Jim was preceded in death by his parents, James Dalby Belote and Martha Bigham Belote, as well as his brother Theodore (Teddy) Belote. His close friend and former brother-in-law Robert (Bob) F. Filer also preceded him, in a death which included Parkinson’s Disease. He is survived by his son David Clinton Belote and daughter Karen Kay Belote-Stevens, son-in-law Sven Stevens and their daughter Grace Marie Belote-Stevens as well as by three sisters and their children: Virginia (Ginger) Belote Henry and her children Lisa Henry Benham and her daughter; Michael Allen Henry, Sr. and his wife LaTanya and their three children; Carolyn Belote Briggs and her son Seth Belote Roberts and his wife Elizabeth (Libby) and their two daughters; and Linda Anne (Lela) Belote. Jim is also missed by his former sister-in-law Marilyn Filer and her three children Mark Filer, Kristan Coleman and Anne Walker who were very close to their Uncle Jim. Finally, Sarah Filer Zollweg another daughter of Bob Filer, mourns the loss of her uncle as well. As a husband, father, grandfather and friend, with a gracious, loving, gentle spirit, he wlll be greatly missed by all who knew him.

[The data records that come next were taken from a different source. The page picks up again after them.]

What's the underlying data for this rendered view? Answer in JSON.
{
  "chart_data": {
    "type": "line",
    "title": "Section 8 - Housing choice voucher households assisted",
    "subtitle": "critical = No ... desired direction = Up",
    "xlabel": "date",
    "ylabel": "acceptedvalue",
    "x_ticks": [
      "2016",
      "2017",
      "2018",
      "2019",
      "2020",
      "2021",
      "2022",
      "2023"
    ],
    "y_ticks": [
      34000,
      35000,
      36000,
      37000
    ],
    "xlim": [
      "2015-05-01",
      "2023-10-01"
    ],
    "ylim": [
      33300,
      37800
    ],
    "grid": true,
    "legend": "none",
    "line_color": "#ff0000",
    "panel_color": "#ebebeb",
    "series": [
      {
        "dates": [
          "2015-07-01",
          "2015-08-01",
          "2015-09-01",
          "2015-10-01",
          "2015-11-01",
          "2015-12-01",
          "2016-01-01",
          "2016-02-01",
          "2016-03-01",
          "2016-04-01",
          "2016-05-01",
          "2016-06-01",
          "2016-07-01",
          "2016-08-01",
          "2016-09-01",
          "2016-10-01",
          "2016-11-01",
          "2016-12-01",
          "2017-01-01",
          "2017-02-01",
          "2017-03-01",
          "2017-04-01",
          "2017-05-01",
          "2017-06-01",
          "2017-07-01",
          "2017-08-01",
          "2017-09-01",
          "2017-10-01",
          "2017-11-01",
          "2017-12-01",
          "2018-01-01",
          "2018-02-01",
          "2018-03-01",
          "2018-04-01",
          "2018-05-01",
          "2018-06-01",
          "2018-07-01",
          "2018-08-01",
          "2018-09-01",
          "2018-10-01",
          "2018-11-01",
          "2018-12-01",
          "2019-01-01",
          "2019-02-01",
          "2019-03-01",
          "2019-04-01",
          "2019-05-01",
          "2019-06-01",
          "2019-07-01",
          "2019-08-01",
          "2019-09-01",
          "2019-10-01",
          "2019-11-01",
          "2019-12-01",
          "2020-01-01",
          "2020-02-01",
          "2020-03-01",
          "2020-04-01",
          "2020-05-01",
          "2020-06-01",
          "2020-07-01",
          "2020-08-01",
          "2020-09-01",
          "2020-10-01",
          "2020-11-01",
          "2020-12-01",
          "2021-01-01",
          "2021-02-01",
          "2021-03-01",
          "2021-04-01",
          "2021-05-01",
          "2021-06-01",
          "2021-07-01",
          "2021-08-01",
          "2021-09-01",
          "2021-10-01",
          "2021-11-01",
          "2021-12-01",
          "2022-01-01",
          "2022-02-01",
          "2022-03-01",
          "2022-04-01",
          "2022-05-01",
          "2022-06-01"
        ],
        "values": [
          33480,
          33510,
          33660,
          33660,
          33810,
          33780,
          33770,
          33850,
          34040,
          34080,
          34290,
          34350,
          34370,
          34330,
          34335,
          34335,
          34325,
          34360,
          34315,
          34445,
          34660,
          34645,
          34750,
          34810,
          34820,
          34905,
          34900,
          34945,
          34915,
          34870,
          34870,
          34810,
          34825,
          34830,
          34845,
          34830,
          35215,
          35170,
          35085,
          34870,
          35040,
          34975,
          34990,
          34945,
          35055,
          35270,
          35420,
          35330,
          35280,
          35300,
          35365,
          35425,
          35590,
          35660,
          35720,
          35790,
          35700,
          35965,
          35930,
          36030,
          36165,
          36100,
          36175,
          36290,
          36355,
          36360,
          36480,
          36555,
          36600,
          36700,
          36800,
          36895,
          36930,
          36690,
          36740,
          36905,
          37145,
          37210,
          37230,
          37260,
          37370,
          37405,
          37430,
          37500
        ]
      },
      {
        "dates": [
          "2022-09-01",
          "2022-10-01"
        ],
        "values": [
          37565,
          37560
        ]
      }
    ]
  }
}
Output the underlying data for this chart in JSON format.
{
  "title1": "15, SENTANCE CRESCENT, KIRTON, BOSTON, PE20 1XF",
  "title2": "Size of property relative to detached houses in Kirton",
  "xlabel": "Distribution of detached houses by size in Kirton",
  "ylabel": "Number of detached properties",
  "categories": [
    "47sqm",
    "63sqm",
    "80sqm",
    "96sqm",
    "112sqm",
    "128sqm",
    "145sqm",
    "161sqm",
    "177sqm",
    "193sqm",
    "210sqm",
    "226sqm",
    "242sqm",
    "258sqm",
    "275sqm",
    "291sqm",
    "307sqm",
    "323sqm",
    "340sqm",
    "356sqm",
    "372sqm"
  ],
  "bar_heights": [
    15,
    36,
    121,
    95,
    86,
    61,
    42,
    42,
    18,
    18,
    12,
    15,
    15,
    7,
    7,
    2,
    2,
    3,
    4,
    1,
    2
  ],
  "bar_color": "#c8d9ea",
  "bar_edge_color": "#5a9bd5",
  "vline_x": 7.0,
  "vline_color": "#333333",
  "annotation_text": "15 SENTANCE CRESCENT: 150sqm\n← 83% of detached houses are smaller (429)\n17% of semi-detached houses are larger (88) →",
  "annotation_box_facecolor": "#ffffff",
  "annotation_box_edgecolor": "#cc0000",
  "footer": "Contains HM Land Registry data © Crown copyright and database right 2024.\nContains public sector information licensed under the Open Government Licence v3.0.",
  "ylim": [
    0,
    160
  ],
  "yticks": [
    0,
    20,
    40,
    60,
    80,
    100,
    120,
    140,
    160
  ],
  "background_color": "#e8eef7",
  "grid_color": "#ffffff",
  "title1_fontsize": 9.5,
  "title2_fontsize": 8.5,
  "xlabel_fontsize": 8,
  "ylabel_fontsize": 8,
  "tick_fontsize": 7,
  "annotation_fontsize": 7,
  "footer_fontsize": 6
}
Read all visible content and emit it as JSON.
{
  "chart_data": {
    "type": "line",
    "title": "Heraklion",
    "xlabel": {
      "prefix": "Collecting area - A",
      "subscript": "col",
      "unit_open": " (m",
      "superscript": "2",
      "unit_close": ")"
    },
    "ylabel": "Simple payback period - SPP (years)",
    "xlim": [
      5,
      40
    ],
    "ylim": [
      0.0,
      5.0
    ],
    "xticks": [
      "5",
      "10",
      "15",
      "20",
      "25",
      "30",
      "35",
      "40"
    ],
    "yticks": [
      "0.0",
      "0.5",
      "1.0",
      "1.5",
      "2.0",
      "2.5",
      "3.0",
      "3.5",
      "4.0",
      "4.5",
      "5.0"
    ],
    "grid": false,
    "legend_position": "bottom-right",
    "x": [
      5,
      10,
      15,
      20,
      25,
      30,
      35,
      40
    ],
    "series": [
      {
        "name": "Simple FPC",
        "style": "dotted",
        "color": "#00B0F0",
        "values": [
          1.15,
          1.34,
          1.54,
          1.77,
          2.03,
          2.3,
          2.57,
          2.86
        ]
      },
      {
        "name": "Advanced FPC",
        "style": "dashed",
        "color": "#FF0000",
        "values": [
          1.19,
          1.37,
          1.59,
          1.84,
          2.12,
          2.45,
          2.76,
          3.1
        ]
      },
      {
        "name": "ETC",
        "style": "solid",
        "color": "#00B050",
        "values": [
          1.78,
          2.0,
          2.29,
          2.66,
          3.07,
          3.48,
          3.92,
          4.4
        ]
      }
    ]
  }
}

It is suggested that persons who wish to make a donation in memory of Jim Belote consider making this to the Keweenaw Land Trust, 49902 Limerick St., Hancock, MI 49930 and earmarking it for the Paavola Wetlands Nature Area trails or to The Peter Wolfe Chapter of the North Country Trail Association, at this link: www.northcountrytrail.org/donate. Be sure to indicate in the comment box this is a donation to the Peter Wolfe Chapter (or just PWC) in memory of Jim Belote.

Friends are invited to attend a Celebration of Life service in memory of Jim on Saturday May 31, 2025 at the Keweenaw Unitarian Universalist Fellowship, 604 Bridge Street, Houghton from 1-3 p.m.

The Belote family thanks Jeff and Mark Dennis of the O’Neill-Dennis funeral Home in Hancock, as well as the Chassell Cemetery workers for heir kind assistance. To leave online condolences for Jim’s family, please go to www.oneilldennisfh.com.